I wasn’t sure was what going to happen next, but as heart-crushing as it was, I knew they couldn't remain here with us. I couldn’t risk exposing the girls, and we're not set up here with a space that can comfortably hold them for the length of time they would need to be quarantined. We don't have a room, we have a wire kennel in the corner of a big, open basement. And this kills me, you have no idea how much this kills me, but we had to find them a place outside of our home where they could be treated and recover. Thankfully, there is a foster mom who has taken such kittens before, and currently has a pair she is treating, so she agreed to take in our Lumpkins. I’m so, so very grateful she’s willing to do this. I know it’s not an easy task and it requires much work and huge dedication.
Yesterday afternoon I packed up the Lumpkins and took back them to the shelter. Their new mom will be picking them up today.
You put your heart at risk when fostering. I know this, and I’ve prepared for this. Mine is strong enough to weather the usual goodbyes and gold medal ceremonies, but having to hand over these three wee beauties, before they’re done at our finishing school, is breaking my heart right now. There have been many tears in the past 48 hours. I've cursed even more than I cried. I know this is what they need, this is what is best, and they'll be fine, but I feel so horrible that I can't see them through this on my own.

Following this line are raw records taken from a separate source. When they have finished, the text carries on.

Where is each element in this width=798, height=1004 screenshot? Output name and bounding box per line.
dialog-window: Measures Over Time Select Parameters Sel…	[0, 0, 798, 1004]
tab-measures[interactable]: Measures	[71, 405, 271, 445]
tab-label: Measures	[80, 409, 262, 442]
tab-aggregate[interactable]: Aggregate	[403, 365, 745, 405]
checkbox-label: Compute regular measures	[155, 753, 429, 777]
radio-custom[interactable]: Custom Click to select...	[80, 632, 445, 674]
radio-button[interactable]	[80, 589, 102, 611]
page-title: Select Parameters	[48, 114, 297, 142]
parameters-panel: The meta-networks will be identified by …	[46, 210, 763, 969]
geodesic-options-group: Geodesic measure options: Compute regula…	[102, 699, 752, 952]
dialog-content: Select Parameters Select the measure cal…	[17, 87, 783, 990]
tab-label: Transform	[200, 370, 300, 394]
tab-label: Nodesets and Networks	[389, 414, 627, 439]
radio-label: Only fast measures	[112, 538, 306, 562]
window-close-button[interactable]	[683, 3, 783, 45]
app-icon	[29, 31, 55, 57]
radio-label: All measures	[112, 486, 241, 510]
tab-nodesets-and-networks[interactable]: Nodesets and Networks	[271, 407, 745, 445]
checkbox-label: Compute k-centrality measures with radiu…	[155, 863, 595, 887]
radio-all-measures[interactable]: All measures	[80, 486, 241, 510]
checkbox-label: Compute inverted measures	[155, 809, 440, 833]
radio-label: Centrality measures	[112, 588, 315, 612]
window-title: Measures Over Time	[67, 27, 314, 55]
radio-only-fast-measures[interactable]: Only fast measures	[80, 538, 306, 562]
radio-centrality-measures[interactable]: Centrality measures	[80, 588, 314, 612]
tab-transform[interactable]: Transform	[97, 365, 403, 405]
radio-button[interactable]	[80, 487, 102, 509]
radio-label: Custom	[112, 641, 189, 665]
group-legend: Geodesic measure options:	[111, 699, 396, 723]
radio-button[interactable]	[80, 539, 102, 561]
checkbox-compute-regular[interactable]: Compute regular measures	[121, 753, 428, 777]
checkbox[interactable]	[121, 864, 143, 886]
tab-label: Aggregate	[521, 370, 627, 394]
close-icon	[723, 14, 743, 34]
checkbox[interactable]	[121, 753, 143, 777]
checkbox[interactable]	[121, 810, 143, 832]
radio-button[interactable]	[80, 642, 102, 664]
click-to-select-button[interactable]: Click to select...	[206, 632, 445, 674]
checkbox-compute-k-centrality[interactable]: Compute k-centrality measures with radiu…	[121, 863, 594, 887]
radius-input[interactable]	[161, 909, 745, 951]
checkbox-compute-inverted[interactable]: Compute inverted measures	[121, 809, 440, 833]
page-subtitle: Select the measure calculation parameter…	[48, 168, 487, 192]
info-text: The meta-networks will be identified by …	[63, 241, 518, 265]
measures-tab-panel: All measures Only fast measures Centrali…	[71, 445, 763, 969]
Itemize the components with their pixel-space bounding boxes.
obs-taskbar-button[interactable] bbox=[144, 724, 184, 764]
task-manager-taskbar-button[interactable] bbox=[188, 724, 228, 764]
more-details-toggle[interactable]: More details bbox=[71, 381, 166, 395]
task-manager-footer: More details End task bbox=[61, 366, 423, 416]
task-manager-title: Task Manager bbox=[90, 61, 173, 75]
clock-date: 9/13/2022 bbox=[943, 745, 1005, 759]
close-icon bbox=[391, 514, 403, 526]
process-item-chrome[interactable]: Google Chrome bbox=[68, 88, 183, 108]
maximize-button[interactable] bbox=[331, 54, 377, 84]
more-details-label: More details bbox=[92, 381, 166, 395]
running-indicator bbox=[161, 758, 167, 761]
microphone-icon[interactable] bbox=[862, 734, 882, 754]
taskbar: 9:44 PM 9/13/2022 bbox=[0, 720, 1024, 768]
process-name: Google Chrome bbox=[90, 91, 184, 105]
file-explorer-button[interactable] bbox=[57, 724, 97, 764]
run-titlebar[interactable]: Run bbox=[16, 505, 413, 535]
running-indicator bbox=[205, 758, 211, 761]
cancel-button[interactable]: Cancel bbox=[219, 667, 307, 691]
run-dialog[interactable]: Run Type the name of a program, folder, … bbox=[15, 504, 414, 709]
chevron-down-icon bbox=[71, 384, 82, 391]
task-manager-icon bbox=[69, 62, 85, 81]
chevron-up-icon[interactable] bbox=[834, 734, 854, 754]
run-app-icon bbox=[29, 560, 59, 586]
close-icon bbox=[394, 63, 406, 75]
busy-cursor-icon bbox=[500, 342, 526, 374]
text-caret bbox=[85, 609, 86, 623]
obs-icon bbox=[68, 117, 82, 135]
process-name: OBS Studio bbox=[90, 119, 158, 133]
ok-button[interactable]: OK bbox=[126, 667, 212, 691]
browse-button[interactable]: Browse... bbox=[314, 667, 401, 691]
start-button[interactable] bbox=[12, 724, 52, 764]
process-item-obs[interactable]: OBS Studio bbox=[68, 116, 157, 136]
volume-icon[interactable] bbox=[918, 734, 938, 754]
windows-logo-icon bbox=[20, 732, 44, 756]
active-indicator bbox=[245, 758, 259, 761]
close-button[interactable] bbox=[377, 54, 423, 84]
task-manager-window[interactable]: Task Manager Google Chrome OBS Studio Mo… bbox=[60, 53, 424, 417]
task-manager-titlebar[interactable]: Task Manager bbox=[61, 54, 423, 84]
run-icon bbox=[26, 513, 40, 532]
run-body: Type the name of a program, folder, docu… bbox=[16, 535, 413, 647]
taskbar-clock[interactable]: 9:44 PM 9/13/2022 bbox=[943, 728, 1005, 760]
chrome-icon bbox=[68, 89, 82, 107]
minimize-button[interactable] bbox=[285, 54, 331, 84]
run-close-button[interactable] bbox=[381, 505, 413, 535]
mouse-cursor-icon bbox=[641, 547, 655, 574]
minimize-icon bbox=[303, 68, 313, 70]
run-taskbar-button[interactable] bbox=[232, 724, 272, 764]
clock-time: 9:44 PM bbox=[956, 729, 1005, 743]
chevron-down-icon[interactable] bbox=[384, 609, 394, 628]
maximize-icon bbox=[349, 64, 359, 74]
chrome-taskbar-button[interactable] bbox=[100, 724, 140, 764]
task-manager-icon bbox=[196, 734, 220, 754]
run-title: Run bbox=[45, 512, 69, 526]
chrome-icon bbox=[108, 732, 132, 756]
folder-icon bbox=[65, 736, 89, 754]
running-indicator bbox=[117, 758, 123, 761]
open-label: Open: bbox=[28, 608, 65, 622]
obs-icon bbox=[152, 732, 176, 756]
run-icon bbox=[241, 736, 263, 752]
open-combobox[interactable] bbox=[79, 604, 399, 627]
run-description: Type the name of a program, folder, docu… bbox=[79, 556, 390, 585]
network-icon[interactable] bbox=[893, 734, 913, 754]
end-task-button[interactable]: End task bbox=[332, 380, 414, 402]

There is still much cleaning to do, and do again. Though the kittens were contained and we were careful, these spores could have wafted anywhere in our house, and we need to be thorough and be rid of this before we bring in any vulnerable kittens again. I'm not sure how long this will take.
Ringworm is contagious, but the big cats haven't done any mingling with the kittens because the little ones were still in the quarantine stage. No common surfaces were shared, and we're always VERY careful about washing hands after handling kittens, so I'm not worried about Charlene and Wylla. As for us humans, we can get it too, but we buy hand-sanitizer by the gallon and wash hands religiously. And if we happen to catch it, it's easily treated.
I’ve offered to provide help, or whatever the new foster mom might need for the babies while they’re in her care, and when they are fully treated and ready for adoption, I will help find them homes. Any updates she shares, I will share with you, but I have no to plans to pressure her for any reports or photos. Her hands are going to be really full, and I can’t ask any more of her.
I'm sorry to have to share this news with you, you know how I hate to share sad things here, but of course I had to tell this story. This week has been intense, but a plan is now now in place. There are still bright futures ahead for these kittens, it's just going to take a little time and extra work to get them there.
I did take a couple of pictures of the Lumpkins before they left, but honestly, they’re hard to look at. The kittens don’t look good, and I would prefer that these aren’t the images that linger with us. So instead, here they are, ten days ago when they first moved in.
Please think good thoughts for the wee ones, and hope for their sake and their new caregiver's too, their recovery is quick.